Control your nocturnal fictions? Dream on...

I tried it. The instructions say it may not work first time, and you might need a few nights for it to kick in. Is five nights enough? I've no idea, because the app — whatever it's actually supposed to do — doesn't do what it claims. Whether this is because the app is buggy, or because the developers and promoters are being less than honest about its purpose, I've no way to tell. But given that it's promoted by Professor Richard Wiseman, well known for conducting psycho-social mass experiments that aren't entirely what they seem, I feel justified in being a little bit suspicious.


The idea of controlling your dreams using a free iPhone app is a pretty cool one. Dream:ON is claimed to monitor your movements while you're asleep in order to assess what type of sleep you're having, and 20 minutes before the time you've already told it you want to wake up, it will play a "soundscape" at a volume low enough not to wake you but loud enough to influence your dreaming — assuming it has already verified that you are still in the type of sleep when dreaming takes place. It claims that if you begin to wake up during the playing of the soundscape it will lower the volume. An alarm will sound at your preset time and you can then type in some notes to describe your dream. You can also review your sleep pattern for that night.

Great idea — poor implementation. By which I mean, it doesn't work.

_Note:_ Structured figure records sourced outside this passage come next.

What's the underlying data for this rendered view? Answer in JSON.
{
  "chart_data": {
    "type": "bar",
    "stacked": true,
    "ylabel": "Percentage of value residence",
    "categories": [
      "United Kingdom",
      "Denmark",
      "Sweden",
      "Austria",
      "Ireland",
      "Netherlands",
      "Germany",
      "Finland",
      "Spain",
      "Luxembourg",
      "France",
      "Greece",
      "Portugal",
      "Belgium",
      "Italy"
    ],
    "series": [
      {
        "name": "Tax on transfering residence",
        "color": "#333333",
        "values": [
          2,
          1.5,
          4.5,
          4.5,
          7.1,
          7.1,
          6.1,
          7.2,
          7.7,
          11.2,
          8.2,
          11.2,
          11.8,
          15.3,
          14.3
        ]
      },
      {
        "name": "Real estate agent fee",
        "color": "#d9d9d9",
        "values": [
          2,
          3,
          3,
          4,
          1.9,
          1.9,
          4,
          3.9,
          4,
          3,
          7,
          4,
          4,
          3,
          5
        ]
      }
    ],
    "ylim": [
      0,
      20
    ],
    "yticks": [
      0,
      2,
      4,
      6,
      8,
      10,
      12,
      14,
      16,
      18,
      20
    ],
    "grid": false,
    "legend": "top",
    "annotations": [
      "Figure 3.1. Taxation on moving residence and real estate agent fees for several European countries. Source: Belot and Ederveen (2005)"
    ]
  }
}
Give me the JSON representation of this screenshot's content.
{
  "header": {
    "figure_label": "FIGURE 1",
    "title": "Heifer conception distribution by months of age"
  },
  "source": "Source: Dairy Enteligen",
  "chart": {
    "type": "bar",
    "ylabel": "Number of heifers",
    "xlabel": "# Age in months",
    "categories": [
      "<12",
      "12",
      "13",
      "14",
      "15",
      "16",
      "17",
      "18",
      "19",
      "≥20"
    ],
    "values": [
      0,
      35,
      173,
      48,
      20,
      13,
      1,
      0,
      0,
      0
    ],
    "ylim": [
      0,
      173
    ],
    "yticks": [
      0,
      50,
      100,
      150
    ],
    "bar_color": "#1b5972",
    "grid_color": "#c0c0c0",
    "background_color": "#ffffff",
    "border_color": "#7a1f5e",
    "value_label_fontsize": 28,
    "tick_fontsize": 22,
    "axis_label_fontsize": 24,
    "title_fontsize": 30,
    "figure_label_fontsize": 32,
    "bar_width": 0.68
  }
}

I tried it for five nights, and each morning I was awakened by the soundscape itself, and a minute later the alarm sounding, all 20 minutes before the preset time. The app seemed to successfully graph my movements, to show me how long it took me to fall asleep, and the times I was in light sleep as opposed to deep sleep during the night, though it appeared oblivious to the times I actually awoke and got out of bed. As for influencing my dreams — nope, it didn't.

Here's the video:
http://youtu.be/rpeL-xub-_4


I quite like the idea of being an experimental subject for a project of this kind, but I'm less enamoured of being used as test subject for obviously buggy software. So I won't be using this app again, unless or until the bugs are ironed out.